When the Taliban fell in Afghanistan, Turkish-born French photographer Ahmet Sel settled into Kabul for three months to shoot portraits. At first he left his camera in his room because he didn’t want to be mistaken for a photojournalist. “People would have been afraid,” Sel said recently from his studio in Paris. Instead, he spent his days wandering the dusty streets and alleys of the war ravaged capital, getting to know the city and allowing locals to get to know him. “To understand the light, the climate, and the people, I walked a great deal among the ruins of the city, down little lanes in the working-class quarters. I observed the bazaar merchants, I listened to the Imam of the mosque speak of war; the war veterans evoke the memory of the resistance leader, Commandant Massoud. I became a fan of green tea, strongly recommended when it is hot, but also in winter when the snow falls on Kabul.”

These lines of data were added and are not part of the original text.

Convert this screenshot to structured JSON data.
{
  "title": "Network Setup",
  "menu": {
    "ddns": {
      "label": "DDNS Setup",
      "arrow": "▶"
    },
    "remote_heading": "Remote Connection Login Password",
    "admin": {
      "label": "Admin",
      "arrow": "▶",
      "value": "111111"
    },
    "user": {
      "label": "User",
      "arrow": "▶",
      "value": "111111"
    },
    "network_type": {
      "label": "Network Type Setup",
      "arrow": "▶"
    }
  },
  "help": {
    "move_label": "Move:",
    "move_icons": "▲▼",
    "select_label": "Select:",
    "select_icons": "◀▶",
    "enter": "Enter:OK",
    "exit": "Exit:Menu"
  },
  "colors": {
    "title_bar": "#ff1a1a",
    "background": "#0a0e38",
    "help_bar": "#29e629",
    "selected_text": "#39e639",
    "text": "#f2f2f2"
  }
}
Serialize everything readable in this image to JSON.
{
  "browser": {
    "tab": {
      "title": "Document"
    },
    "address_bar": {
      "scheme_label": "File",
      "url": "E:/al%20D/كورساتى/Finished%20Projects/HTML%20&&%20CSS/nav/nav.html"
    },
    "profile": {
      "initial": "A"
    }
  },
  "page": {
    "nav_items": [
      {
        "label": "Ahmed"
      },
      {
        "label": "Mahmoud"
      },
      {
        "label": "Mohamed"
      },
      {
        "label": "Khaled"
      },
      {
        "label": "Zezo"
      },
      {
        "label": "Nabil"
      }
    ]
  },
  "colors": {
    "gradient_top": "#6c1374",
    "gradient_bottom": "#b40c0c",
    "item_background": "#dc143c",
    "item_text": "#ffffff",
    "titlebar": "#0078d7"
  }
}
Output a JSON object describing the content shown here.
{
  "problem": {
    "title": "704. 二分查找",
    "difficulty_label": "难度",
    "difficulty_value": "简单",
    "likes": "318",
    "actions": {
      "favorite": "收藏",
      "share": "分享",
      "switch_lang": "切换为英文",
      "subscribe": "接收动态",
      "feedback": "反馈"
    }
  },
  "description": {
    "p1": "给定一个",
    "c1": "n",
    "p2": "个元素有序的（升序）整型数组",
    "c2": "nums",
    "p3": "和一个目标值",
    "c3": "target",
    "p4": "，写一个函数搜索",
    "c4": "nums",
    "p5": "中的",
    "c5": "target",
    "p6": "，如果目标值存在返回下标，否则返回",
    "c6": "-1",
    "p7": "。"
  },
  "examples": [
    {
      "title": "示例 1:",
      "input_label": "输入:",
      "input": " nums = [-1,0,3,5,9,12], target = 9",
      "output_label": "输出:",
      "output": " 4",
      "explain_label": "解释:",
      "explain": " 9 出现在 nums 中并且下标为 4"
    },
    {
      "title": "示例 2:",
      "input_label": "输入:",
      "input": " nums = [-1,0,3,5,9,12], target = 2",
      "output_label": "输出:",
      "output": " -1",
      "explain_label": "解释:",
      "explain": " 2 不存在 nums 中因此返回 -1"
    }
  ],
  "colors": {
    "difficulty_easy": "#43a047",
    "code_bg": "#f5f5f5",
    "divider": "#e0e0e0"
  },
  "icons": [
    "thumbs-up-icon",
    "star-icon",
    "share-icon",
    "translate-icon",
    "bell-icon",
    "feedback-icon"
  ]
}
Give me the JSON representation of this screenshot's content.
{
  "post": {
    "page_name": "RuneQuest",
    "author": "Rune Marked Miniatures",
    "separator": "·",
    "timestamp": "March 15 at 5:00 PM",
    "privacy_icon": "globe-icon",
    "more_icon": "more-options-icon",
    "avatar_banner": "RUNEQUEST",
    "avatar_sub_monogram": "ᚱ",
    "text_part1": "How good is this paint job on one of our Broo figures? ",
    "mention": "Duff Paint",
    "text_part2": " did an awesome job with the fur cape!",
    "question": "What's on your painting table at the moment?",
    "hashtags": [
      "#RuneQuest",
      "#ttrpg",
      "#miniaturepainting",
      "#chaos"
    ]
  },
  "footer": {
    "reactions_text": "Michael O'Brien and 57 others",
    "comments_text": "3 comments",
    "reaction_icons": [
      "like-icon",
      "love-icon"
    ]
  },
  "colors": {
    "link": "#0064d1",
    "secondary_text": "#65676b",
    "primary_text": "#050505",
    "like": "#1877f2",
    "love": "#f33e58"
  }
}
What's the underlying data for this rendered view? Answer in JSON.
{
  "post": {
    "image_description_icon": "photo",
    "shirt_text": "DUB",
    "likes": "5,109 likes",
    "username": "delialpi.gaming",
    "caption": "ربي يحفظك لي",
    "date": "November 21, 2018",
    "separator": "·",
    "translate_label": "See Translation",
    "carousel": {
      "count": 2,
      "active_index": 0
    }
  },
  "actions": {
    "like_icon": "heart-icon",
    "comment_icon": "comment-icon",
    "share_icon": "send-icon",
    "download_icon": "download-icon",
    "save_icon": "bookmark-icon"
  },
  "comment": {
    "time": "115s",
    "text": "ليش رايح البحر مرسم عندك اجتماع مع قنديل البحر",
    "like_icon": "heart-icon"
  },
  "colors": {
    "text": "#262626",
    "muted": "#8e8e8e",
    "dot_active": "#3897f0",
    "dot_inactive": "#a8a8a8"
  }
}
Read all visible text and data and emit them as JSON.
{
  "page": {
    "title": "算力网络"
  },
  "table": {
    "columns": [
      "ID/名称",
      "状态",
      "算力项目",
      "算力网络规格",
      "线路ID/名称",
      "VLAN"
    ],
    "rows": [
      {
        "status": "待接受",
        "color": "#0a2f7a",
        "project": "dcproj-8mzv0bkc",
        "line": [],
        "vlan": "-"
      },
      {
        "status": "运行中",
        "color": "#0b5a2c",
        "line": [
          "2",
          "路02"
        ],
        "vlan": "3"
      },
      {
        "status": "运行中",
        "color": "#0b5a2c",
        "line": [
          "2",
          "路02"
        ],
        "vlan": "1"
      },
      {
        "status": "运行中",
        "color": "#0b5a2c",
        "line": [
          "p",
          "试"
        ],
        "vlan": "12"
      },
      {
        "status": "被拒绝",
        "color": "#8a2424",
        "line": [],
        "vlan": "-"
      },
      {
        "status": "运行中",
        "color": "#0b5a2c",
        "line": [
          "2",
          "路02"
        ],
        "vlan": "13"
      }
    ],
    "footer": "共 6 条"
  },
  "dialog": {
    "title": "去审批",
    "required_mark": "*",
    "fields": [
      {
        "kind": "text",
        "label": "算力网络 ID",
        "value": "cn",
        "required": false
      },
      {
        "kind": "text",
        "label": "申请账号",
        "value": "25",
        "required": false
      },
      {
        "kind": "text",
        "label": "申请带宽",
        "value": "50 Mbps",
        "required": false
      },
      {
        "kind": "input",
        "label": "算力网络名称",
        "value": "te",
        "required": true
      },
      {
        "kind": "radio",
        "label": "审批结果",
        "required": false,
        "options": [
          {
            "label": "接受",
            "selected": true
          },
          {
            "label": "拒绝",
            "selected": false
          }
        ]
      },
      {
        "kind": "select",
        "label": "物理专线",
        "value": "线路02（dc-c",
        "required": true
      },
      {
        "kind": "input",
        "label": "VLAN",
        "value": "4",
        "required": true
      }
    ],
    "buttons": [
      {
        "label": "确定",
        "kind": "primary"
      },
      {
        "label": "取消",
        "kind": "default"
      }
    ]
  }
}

Sel was frustrated by the generalized images of Afghans being exported by news media. He wanted to get into the guts and marrow of individual struggles, the spiritual architecture of post-war interior lives. How did people here perceive the future? How did they move beyond the emotional debris of deceased relatives, lost jobs, and bombed-out homes? Sel forged dozens of relationships that “ran deeper than photography.” He invited his new friends for a portrait session and together they would select an environment that was personally significant; a garden or room, or a familiar street. Sel provided minimal direction during the shoot, treating each portrait as a partnership. “Life can be normal,” he says, “and then in one moment everything can change into a nightmare. I believe some of the people I photographed killed others in the war, and many had friends or family killed, or were maimed. But we can permit optimism. These lives are larger than catastrophes.”